Onca bitkinliğine karşın birden ''buldum'' diye bağırdı. Korkuluk bile birden ürktü ve sıçradı. Karga korkuluğun kendini toparlyıp ''Neyi, söyler misin lütfen neyi buldun?'' diye sormasına bile fırsat vermeden anlatmaya başladı:
-Şimdi ben, son gücümüde kullanarak gidip yağdanlığı buraya getirecek ve senin vidalarınla eklem yerlerini bir güzel yağlayacağım. Sonrasında ise, sen hareket etmeye başlayacaksın ya, işte o zaman tarlada olgunlaşmış olan mısır koçanlarından, gönlünden koptuğu kadarını toplayıp tarlanın dışına götürüp bırakacaksın.
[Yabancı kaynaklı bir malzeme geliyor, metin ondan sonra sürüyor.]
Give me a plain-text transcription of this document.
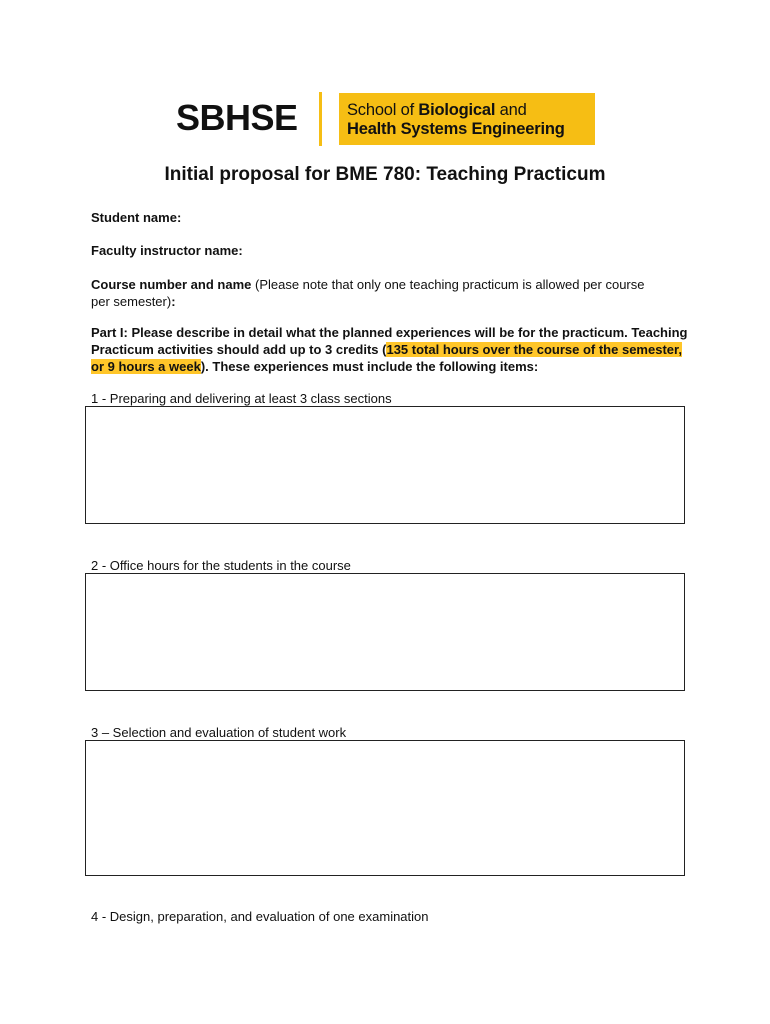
SBHSE	School of Biological and
Health Systems Engineering
Initial proposal for BME 780: Teaching Practicum
Student name:
Faculty instructor name:
Course number and name (Please note that only one teaching practicum is allowed per course per semester):
Part I: Please describe in detail what the planned experiences will be for the practicum. Teaching Practicum activities should add up to 3 credits (135 total hours over the course of the semester, or 9 hours a week). These experiences must include the following items:
1 - Preparing and delivering at least 3 class sections
2 - Office hours for the students in the course
3 – Selection and evaluation of student work
4 - Design, preparation, and evaluation of one examination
Ben de, akşam olup diğer kuşlar yuvalarına çekildiği sırada, gidip bir güzel karnımı doyuracağım. Anlaştık mı?
Bu öneriyi enine boyuna düşünecek hali yoktu korkuluğun. Çünkü karga onca açlığına, halsizliğine rağmen bilgeliğini konuşturmuş ve mükemmel bir planla karşısında vereceği cevabı bekliyordu. Ne diyebilirdi ki? Hemen aceleyle içinden sevinç taşan bir ''Evet'' çıktı ağzından.
Karga, bu cevabı alır almaz gözleri ışıldadı ve önce bir ziyafet sofrası görmüş gibi kanatlarını ovuşturdu, sonrada ceviz ağacının dibinde onun almasını bekleyen yağdanlığa doğru havalandı. Alır almaz hiç vakit kaybetmeden korkuluğun yanına geri geldi ve onu bir güzel yağladı.
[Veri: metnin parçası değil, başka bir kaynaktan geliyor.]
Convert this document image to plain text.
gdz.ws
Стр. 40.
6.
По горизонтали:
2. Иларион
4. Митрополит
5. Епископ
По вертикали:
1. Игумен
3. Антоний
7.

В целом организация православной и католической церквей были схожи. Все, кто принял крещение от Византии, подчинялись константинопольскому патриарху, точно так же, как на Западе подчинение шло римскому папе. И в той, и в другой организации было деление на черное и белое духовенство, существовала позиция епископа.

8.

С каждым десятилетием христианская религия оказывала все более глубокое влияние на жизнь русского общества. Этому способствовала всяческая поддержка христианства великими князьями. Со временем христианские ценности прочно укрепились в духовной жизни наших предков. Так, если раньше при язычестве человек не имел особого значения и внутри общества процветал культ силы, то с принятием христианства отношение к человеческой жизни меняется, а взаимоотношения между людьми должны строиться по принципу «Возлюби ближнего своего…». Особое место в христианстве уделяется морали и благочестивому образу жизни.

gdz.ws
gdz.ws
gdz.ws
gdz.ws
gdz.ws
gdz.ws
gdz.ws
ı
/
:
İşte olmuştu, korkuluk artık hareket edebiliyordu. Tabii ki yine çok mutlu oldu ve bu sefer kargaya teşekkür eder etmez hemen söz verdiği gibi, tarladan bir kucak mısır koçanını toplamasıyla, tarlanın yanında yükselen ceviz ağacının dibine bırakması bir oldu.
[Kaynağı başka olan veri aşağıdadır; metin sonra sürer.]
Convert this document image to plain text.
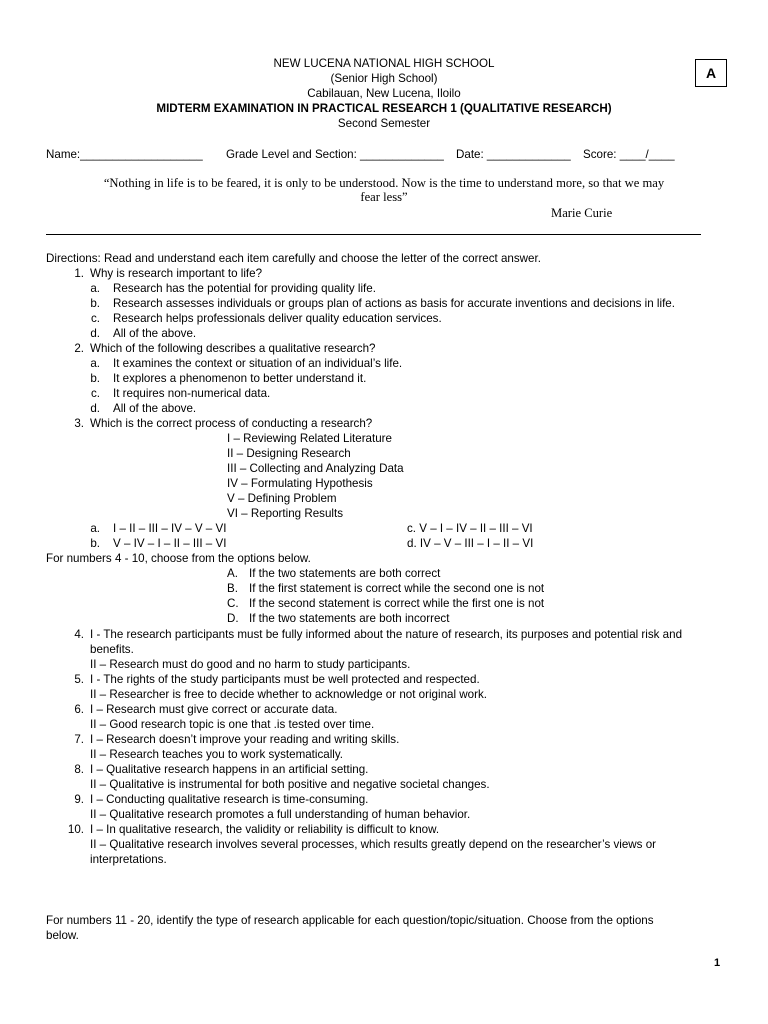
NEW LUCENA NATIONAL HIGH SCHOOL
(Senior High School)
Cabilauan, New Lucena, Iloilo
MIDTERM EXAMINATION IN PRACTICAL RESEARCH 1 (QUALITATIVE RESEARCH)
Second Semester
A
Name:___________________ Grade Level and Section: _____________ Date: _____________ Score: ____/____
“Nothing in life is to be feared, it is only to be understood. Now is the time to understand more, so that we may
fear less”
Marie Curie
Directions: Read and understand each item carefully and choose the letter of the correct answer.
1. Why is research important to life?
a.	Research has the potential for providing quality life.
b.	Research assesses individuals or groups plan of actions as basis for accurate inventions and decisions in life.
c.	Research helps professionals deliver quality education services.
d.	All of the above.
2. Which of the following describes a qualitative research?
a.	It examines the context or situation of an individual’s life.
b.	It explores a phenomenon to better understand it.
c.	It requires non-numerical data.
d.	All of the above.
3. Which is the correct process of conducting a research?
I – Reviewing Related Literature
II – Designing Research
III – Collecting and Analyzing Data
IV – Formulating Hypothesis
V – Defining Problem
VI – Reporting Results
a.	I – II – III – IV – V – VI
b.	V – IV – I – II – III – VI
c. V – I – IV – II – III – VI
d. IV – V – III – I – II – VI
For numbers 4 - 10, choose from the options below.
A. If the two statements are both correct
B. If the first statement is correct while the second one is not
C. If the second statement is correct while the first one is not
D. If the two statements are both incorrect
4. I - The research participants must be fully informed about the nature of research, its purposes and potential risk and
benefits.
II – Research must do good and no harm to study participants.
5. I - The rights of the study participants must be well protected and respected.
II – Researcher is free to decide whether to acknowledge or not original work.
6. I – Research must give correct or accurate data.
II – Good research topic is one that .is tested over time.
7. I – Research doesn’t improve your reading and writing skills.
II – Research teaches you to work systematically.
8. I – Qualitative research happens in an artificial setting.
II – Qualitative is instrumental for both positive and negative societal changes.
9. I – Conducting qualitative research is time-consuming.
II – Qualitative research promotes a full understanding of human behavior.
10. I – In qualitative research, the validity or reliability is difficult to know.
II – Qualitative research involves several processes, which results greatly depend on the researcher’s views or
interpretations.
For numbers 11 - 20, identify the type of research applicable for each question/topic/situation. Choose from the options
below.
1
Zaten akşam olmak üzere olduğu ve diğer kuşlar yuvalarına çekildiği için, karga da mısır koçanlarının başına gidip önüne ilk gelen koçandan yemeye başladı. Karnı doydukça yüzü aydınlanıyor, gözü ışıldıyordu. Bu durumu gören korkuluk ise, bu yaşananlardan alması gereken dersi almış ve bir daha böyle bir şey yapmayacağına kendi kendine söz veriyordu. Kendi kendine tekrarlayıp durduğu cümle ise;
''Çok oku, çok öğren, çok düşün; sorun varsa mutlaka bir çaresi de vardır.'' idi.